Authentic leadership is everywhere right now. As we enter another presidential campaign, every media outlet is suggesting that America wants an “authentic leader.” But what does that mean? Is it even possible to be authentic in this political climate?

Authenticity, as a concept, has roots in philosophy and originated to describe how the conscious self resolves the tension between one’s true inner being and the external values or pressures. In other words, can you “keep it real,” with the “it” referring to your inner personality and values and the “real” describing how your inner self is reflected in your actions. It is an ongoing challenge for everyone to find the congruence between who we are and what we do—aligning our values with our actions. But the process of living and leading authentically is one worth attempting. Although the journey to authenticity is ongoing and often difficult, small steps can start the process.

First: know yourself. Some of the best philosophers, authors, and scholars have suggested knowing oneself is a critical component to development. It continues to hold true that before you can be more effective with other people, you first need to be more effective with yourself. Taking the time to know your true and honest self is the initial step toward authentic leadership.

Second: walk your talk.
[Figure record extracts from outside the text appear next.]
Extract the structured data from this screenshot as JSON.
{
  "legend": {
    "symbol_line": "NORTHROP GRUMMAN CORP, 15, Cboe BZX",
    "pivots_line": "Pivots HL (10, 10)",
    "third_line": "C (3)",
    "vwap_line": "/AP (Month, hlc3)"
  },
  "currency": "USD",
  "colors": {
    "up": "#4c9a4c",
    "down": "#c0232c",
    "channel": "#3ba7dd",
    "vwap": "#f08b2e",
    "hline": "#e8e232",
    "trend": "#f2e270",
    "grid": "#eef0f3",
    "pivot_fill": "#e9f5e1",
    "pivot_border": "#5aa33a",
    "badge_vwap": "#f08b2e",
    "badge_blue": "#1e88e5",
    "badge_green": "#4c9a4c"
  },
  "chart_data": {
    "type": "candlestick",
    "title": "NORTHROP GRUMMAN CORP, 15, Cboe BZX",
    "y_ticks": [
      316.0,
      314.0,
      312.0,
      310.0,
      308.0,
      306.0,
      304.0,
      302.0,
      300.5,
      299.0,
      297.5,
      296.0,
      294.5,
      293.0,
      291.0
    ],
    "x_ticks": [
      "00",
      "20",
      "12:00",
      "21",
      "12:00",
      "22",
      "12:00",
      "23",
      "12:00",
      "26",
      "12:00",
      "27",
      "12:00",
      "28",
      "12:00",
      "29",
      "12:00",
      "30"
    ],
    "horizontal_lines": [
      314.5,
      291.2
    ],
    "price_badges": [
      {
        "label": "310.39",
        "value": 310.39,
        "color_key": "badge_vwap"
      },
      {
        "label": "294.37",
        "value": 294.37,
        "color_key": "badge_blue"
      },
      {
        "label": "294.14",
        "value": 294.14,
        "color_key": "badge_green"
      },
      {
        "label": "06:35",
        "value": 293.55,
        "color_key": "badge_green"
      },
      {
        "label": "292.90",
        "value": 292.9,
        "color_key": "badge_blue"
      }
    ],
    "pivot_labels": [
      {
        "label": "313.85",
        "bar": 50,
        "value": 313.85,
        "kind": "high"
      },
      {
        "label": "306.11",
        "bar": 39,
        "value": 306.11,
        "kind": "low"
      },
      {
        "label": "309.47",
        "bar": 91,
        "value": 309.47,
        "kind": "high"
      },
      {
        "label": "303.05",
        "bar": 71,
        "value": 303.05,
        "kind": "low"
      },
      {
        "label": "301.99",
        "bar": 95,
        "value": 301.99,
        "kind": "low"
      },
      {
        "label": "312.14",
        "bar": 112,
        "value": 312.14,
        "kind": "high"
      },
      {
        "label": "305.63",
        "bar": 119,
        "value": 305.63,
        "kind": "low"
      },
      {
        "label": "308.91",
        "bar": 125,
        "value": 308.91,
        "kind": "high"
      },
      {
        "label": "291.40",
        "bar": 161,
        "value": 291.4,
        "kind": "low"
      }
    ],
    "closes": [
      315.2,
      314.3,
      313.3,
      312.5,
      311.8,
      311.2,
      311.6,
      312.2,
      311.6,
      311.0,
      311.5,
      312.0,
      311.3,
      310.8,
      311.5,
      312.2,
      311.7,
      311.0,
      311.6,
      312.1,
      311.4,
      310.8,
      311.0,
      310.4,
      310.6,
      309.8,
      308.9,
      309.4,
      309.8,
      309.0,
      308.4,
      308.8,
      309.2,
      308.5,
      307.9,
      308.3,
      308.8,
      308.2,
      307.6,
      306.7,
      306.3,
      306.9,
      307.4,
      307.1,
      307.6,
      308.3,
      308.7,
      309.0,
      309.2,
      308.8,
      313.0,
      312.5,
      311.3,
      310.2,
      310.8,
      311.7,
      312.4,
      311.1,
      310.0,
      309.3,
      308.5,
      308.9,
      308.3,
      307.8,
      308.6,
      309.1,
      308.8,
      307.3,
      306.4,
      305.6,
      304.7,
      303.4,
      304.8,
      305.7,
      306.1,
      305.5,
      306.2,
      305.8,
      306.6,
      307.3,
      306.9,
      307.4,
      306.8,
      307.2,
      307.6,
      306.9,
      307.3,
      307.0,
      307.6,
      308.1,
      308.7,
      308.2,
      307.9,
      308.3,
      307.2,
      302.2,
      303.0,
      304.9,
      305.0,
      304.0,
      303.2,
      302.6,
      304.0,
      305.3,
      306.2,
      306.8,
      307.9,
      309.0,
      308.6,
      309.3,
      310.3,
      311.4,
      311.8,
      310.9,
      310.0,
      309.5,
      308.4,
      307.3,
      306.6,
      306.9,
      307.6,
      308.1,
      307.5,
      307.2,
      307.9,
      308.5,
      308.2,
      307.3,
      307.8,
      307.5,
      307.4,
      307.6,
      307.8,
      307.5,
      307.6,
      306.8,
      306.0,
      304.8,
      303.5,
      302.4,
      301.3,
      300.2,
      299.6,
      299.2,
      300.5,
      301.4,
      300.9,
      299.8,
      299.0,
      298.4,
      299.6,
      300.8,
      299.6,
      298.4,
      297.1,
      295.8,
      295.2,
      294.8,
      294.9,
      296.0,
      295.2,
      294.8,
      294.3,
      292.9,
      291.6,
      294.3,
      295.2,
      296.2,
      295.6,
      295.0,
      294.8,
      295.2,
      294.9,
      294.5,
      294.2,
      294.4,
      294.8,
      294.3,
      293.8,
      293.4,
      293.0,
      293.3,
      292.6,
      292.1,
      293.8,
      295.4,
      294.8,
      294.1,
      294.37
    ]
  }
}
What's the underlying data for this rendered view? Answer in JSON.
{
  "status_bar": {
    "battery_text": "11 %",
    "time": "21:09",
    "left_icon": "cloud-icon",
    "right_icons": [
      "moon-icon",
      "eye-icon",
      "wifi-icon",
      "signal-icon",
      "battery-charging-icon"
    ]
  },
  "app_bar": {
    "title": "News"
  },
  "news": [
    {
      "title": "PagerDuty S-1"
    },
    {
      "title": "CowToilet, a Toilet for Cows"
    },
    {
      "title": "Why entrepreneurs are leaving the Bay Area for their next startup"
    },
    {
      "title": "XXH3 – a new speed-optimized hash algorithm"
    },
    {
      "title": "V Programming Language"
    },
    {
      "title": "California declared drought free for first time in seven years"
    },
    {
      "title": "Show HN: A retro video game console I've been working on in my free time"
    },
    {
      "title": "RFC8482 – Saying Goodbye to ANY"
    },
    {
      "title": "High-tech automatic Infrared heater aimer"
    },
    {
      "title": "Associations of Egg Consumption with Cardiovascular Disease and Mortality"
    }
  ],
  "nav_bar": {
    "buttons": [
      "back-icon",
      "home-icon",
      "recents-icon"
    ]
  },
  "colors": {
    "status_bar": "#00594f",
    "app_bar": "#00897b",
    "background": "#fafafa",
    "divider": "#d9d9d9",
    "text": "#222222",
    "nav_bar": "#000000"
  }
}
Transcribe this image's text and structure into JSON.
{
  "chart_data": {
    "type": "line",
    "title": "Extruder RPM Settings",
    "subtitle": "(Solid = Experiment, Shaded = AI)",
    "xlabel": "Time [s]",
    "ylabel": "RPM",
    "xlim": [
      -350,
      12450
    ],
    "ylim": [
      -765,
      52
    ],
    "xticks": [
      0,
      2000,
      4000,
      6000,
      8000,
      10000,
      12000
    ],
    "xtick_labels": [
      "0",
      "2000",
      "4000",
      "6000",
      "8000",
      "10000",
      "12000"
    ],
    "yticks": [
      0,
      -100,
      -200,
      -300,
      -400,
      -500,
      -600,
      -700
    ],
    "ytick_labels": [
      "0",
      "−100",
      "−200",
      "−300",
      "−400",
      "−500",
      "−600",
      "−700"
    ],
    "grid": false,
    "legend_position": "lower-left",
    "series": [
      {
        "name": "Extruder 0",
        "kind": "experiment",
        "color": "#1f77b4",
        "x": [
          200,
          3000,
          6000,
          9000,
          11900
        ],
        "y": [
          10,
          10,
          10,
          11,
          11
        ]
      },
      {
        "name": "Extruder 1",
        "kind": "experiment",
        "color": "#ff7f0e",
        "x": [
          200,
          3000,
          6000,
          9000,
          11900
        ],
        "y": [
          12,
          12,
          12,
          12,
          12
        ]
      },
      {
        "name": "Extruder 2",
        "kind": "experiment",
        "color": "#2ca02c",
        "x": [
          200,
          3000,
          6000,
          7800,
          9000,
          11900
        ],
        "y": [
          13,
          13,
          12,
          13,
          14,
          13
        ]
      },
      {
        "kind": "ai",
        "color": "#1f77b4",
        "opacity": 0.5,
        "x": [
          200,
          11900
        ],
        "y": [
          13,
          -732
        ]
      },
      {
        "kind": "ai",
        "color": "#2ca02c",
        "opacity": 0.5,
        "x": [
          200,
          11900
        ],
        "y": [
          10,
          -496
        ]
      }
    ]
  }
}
Authenticity is about our actions reflecting our values and inner self. Leaders often talk about the traits and skills they want to see in others in their life. Instead of concentrating on finding the best person in life or in business, concentrate on being the best person.

Authenticity moves beyond cognitive and intellectual skills and calls awareness to skills such as expression, integrity, and personal presence. The road toward authenticity is a long one and has many obstacles on its path. However, authentic leadership is possible in any climate if those leaders are willing to focus inward before focusing forward.